Marcelo Ebert: Vira uma fortaleza, né Carla? Vira uma fortaleza agora da marca, entendeu. É mais uma coisa que me diferencia da concorrência. 

Carla: Mas e pra quem, assim… Tem gente que acompanha aqui que já tem um fluxo estabelecido de produção que começou linear e que quer fazer essa transição no meio do caminho, que é um pouco mais difícil. Você tem alguma sugestão pra esses modelos de negócio que já existem e querem se tornar circulares?

Marcelo Ebert: Carla, eu acho que começa o mais rápido possível. Porque se você não começar vai demorar mais pra você terminar. E eu acho que o mercado consumidor vai começar a penalizar quem não estiver pensando nisso de maneira completa. As marcas que não pensam nisso vão ser mais fracas do que as marcas que pensam nisso. 

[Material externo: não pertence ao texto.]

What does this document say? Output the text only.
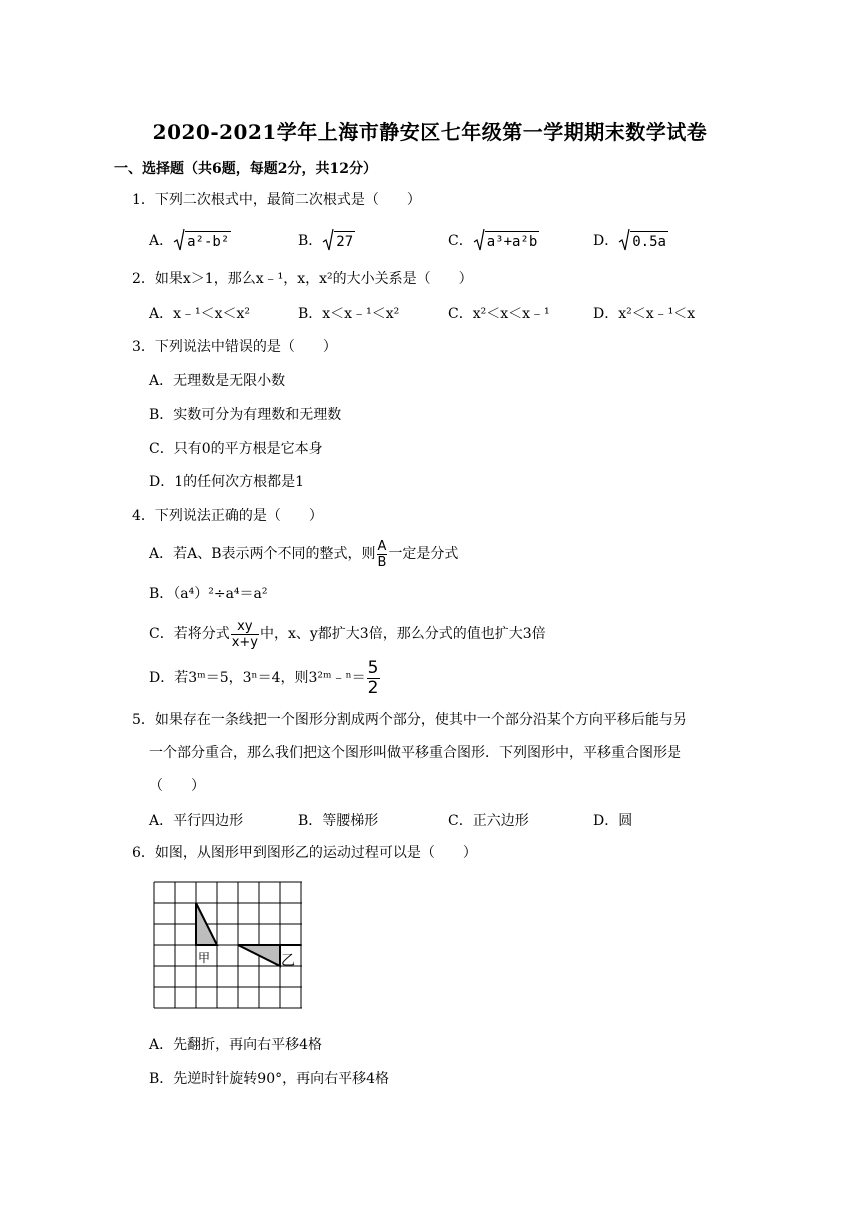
2020-2021学年上海市静安区七年级第一学期期末数学试卷
一、选择题（共6题，每题2分，共12分）
1．下列二次根式中，最简二次根式是（　　）
A． a²-b²	B． 27	C． a³+a²b	D． 0.5a
2．如果x＞1，那么x﹣¹，x，x²的大小关系是（　　）
A．x﹣¹＜x＜x²	B．x＜x﹣¹＜x²	C．x²＜x＜x﹣¹	D．x²＜x﹣¹＜x
3．下列说法中错误的是（　　）
A．无理数是无限小数
B．实数可分为有理数和无理数
C．只有0的平方根是它本身
D．1的任何次方根都是1
4．下列说法正确的是（　　）
A．若A、B表示两个不同的整式，则 $\frac{A}{B}$ 一定是分式
B．（a⁴）²÷a⁴＝a²
C．若将分式 $\frac{xy}{x+y}$ 中，x、y都扩大3倍，那么分式的值也扩大3倍
D．若3ᵐ＝5，3ⁿ＝4，则3²ᵐ﹣ⁿ＝ $\frac{5}{2}$
5．如果存在一条线把一个图形分割成两个部分，使其中一个部分沿某个方向平移后能与另
一个部分重合，那么我们把这个图形叫做平移重合图形．下列图形中，平移重合图形是
（　　）
A．平行四边形	B．等腰梯形	C．正六边形	D．圆
6．如图，从图形甲到图形乙的运动过程可以是（　　）
甲	乙
A．先翻折，再向右平移4格
B．先逆时针旋转90°，再向右平移4格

Carla: Bom, obrigada Marcelo! Maravilhosa a conversa, muito bom saber aí mais sobre o modelo de vocês. É muito inspirador. E aí queria saber se você tem alguma mensagem, alguma dica final pra quem acompanha a gente nessa jornada de empreendedorismo circular aqui no Brasil. 

Marcelo Ebert: Quem é empreendedor circular, independente do setor, independente se é um empreendedor circular ligado a serviço, ligado ao produto… Eu acho que o que a gente tem que ter em mente é que do outro lado da linha tem pessoas. E essas pessoas elas precisam fazer escolhas. E no mundo que a gente vive, com esse atropelo gigante de coisas que a gente tem que decidir. Muitas dessas decisões, em determinados assuntos, elas são tomadas meio por inércia. 

O que esses empreendedores, o que nós empreendedores precisamos é tirar determinadas decisões que eram tomadas na inércia, pra que elas sejam tomadas de maneira pensada. Se a gente conseguir gradativamente fazer isso no maior número de setores, no maior número de mercados, eu acho que a gente vai conseguir provocar um resultado, de certa maneira, significativo. 

Marcelo Ebert: Claro. Obrigado Carla!